An interesting spat is just breaking out over cuts. The Conservatives have a leak from the working of the Budget showing detailed projections in government revenue to 2013-14 covered by all the main Sundays. This suggests income tax rising from £140bn this year to £191bn in four years’ time. The Tories say this is not explained by economic growth and that the gap – £15bn – is equivalent to 3p in the basic rate of income tax. Liam Byrne is pushing back, saying Osborne is trying to “mislead the British people” (as if the government would try to do such a thing) and that the increase was accounted for “the economy returning to growth, no more, no less”.

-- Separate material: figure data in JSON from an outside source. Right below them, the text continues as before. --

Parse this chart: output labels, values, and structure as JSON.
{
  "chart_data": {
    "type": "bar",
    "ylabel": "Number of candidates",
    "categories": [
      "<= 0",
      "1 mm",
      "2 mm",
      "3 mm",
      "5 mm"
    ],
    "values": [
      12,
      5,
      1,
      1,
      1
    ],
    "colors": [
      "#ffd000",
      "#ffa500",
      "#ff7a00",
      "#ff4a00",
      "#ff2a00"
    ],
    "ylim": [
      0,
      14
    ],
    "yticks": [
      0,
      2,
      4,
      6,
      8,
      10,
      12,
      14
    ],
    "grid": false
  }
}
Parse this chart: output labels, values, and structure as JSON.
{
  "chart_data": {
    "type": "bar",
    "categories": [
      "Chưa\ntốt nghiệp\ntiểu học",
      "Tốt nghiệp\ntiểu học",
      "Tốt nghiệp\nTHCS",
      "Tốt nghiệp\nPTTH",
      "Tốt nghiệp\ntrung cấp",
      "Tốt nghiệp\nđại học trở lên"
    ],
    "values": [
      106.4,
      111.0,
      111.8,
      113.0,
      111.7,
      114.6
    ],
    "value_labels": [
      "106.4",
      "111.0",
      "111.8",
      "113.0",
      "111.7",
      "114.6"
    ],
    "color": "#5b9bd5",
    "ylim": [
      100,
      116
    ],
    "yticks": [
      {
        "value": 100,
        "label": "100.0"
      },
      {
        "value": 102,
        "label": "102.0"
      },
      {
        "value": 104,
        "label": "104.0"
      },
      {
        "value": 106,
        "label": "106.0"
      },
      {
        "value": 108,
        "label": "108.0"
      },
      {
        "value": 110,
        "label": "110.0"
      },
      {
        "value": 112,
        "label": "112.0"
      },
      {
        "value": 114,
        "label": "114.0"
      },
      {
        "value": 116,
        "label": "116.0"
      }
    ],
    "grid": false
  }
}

At first, I was a suspicious of the Tory analysis: income tax does tend to rise faster than the economy recovers in a typical post-recession, just as it falls more sharply in the downturn. But then I saw the leaked figures – and right enough, there is a large, whiskered rat. Income tax revenues are forecast to rise much faster than National Insurance contributions. There is no explanation for this. Corporation tax receipts are forecast to rise up from £29bn now to £43bn in 2013-14. Without a tax rise? Really?
Byrne is talking out of his hat when he says this is just tax revenues bouncing back naturally because HM Treasury’s figures will include the made-up sum it pretends it will raise due to the 50p tax rise. I gather that Labour is trying to kill the story by saying the data is old. Not so. The totals were known, but the breakdown was concealed – perhaps because we’d see what dodgy assumptions they had used. These figures are new and fascinating.
My verdict: that The Treasury has no clue where this extra tax revenue is going to come from, and that the Tories are justified in trying to illustrate the size of this black hole by making the standard mechanism (of using PBR08 ready reckoners) to express it in terms of 3p on the basic rate of tax. The Spectator recently made an FOI request for the workings which purport to explain why the 50p tax would raise money (we’re still trying to persuade Osborne that it’s a ruse). Staggeringly, the Treasury claimed not to have any working. As if. The Instutite for Fiscal Studies made a successful request recently (pdf, p20) for the 45p tax – so I suspect the Treasury is lying.
Bottom line: the government has been making up the figures in Budget 2009, and is trying to cover its tracks. It will have been aiming to deceive not just the Tories, but the bond market about the real state of UK public finances and downplay the likely size of the deficit. Budget 2009 should have started with the words “once upon a time”. It is now unravelling spectacularly.
PS. I should add that, as all these projections are for after the election, matters not a jot what Labour “would” do – by then, they’ll be engaged in an internecine civil war on the opposition benches. Perhaps why HM Treasury is not taking these projections too seriously – the civil servants will know its a pre-election ruse. More seriously, if Osborne has identified a £15bn unexplained gap, it’s one he will have to fill with spending cuts or tax rises.